A Pickup Truck Grows an Educational Mini-Farm
A literal food truck expands the creative arsenal of urban agriculture.
If the Lorax were to ever actually award a "Certified Truffula Tree of Approval" to a moving vehicle, it'd be a lot more likely to go to a garden-toting truck that brings farms to schools than to a Mazda SUV.
A literal "food truck," Truck Farm Chicago is a nonprofit organization that uses a 1994 Ford F-250 named Petunia to chauffeur a miniature farm. The project, which revved into gear on Earth Day, is a collaboration between sustainable development nonprofit Seven Generations Ahead and eco-friendly book-printer Green Sugar Press, a recent GOOD Maker finalist whose co-founders Shari Brown and Tim Magner were inspired by King Corn director Ian Cheney’s first truck farm in Brooklyn, NY.
While Truck Farm Chicago is one of about 20 truck farms sprawled across the nation, it's set apart by its focus on educating Chicago youth and families about healthy eating. Visits to the truck typically last an hour and consist of a short tour of the farm, plant identification, taste tests, and sensory exploration. Off-truck activities include planting a seed in a newspaper pot to nourish at home and painting their favorite lessons straight onto Petunia.
"I was excited about this project as a fun, unique and creative way to bring gardening and nutrition education to children all over the city—especially those who may not otherwise get to see how food grows up close,” Brown says. "Making healthy choices can be challenging, especially when good fresh food and education about why it's important and how to cook it is not always accessible. Truck Farm is trying to do our part by using our exhibit to spark these discussions, give youth the tools to make healthy choices, and inspire them to use their own creativity to encourage healthy changes in their communities.""

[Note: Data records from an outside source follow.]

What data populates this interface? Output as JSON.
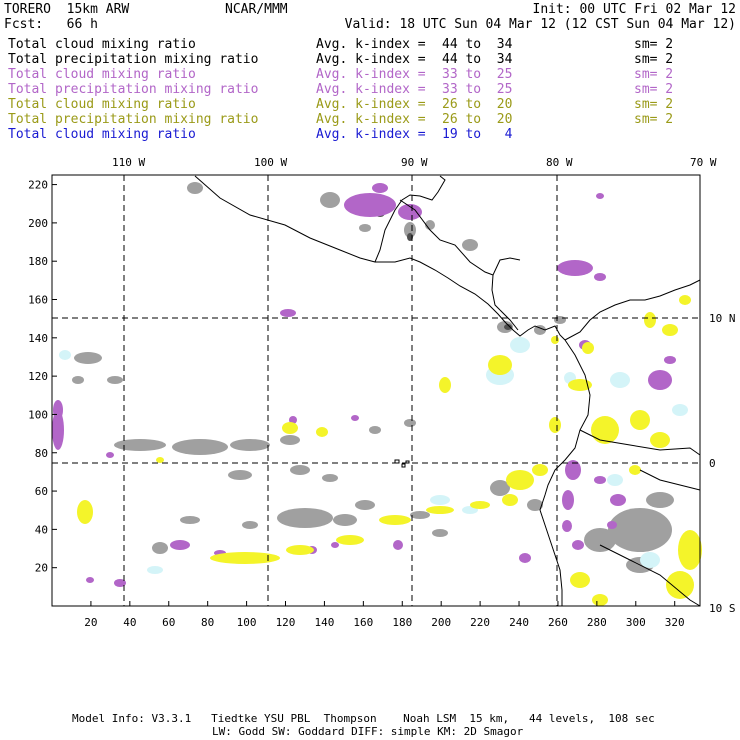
{
  "header": {
    "model": "TORERO  15km ARW",
    "center": "NCAR/MMM",
    "init": "Init: 00 UTC Fri 02 Mar 12",
    "fcst": "Fcst:   66 h",
    "valid": "Valid: 18 UTC Sun 04 Mar 12 (12 CST Sun 04 Mar 12)"
  },
  "fields": [
    {
      "name": "Total cloud mixing ratio",
      "kindex_label": "Avg. k-index =",
      "range": "44 to  34",
      "sm": "sm= 2",
      "color": "#000000"
    },
    {
      "name": "Total precipitation mixing ratio",
      "kindex_label": "Avg. k-index =",
      "range": "44 to  34",
      "sm": "sm= 2",
      "color": "#000000"
    },
    {
      "name": "Total cloud mixing ratio",
      "kindex_label": "Avg. k-index =",
      "range": "33 to  25",
      "sm": "sm= 2",
      "color": "#b266c8"
    },
    {
      "name": "Total precipitation mixing ratio",
      "kindex_label": "Avg. k-index =",
      "range": "33 to  25",
      "sm": "sm= 2",
      "color": "#b266c8"
    },
    {
      "name": "Total cloud mixing ratio",
      "kindex_label": "Avg. k-index =",
      "range": "26 to  20",
      "sm": "sm= 2",
      "color": "#9a9a18"
    },
    {
      "name": "Total precipitation mixing ratio",
      "kindex_label": "Avg. k-index =",
      "range": "26 to  20",
      "sm": "sm= 2",
      "color": "#9a9a18"
    },
    {
      "name": "Total cloud mixing ratio",
      "kindex_label": "Avg. k-index =",
      "range": "19 to   4",
      "sm": "",
      "color": "#1a1ad2"
    }
  ],
  "map": {
    "top_lon_labels": [
      "110 W",
      "100 W",
      "90 W",
      "80 W",
      "70 W"
    ],
    "right_lat_labels": [
      "10 N",
      "0",
      "10 S"
    ],
    "x_ticks": [
      "20",
      "40",
      "60",
      "80",
      "100",
      "120",
      "140",
      "160",
      "180",
      "200",
      "220",
      "240",
      "260",
      "280",
      "300",
      "320"
    ],
    "y_ticks": [
      "20",
      "40",
      "60",
      "80",
      "100",
      "120",
      "140",
      "160",
      "180",
      "200",
      "220"
    ],
    "colors": {
      "gray": "#a0a0a0",
      "purple": "#b266c8",
      "yellow": "#f4f42a",
      "cyan": "#d4f4f8"
    }
  },
  "footer": {
    "line1": "Model Info: V3.3.1   Tiedtke YSU PBL  Thompson    Noah LSM  15 km,   44 levels,  108 sec",
    "line2": "LW: Godd SW: Goddard DIFF: simple KM: 2D Smagor"
  }
}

There’s an enormous need for nutritional education in Chicago, where childhood obesity exceeds the national average: According to the Consortium to Lower Obesity in Chicago Children, 35 percent of Illinois children between 10 and 17 are obese. In its first year, Truck Farm visited food deserts and underserved communities throughout the city, reaching 2,738 children at 47 schools. This year, with the help of a Kickstarter campaign, they hope to educate more than 3,000 children, strengthen programming opportunities from starting school gardens to follow-up visits, and spread awareness about the importance of good food.
The community has been instrumental to the organization’s success, Brown says, donating compost, plants, and other supplies. The truck garden was designed and engineered by Chicago Specialty Gardens, which provides Petunia with a raised bed divided into a few sections to ensure the soil stays in place on the road and a drainage system with a permeable layer of landscape fabric. The crew plants seedlings that will sprout quickly, including lettuce, radish, kale, chard, broccoli, kohlrabi, beans, and a variety of herbs. As the weather warms up, cherry tomatoes, basil, rosemary, and eggplants will be added to the mix.
"One of my favorite quotes is, ‘If you don't take care of your body, where will you live?" Brown says. "Every child has the right to know how to care for themselves and to ultimately enjoy a higher quality of life."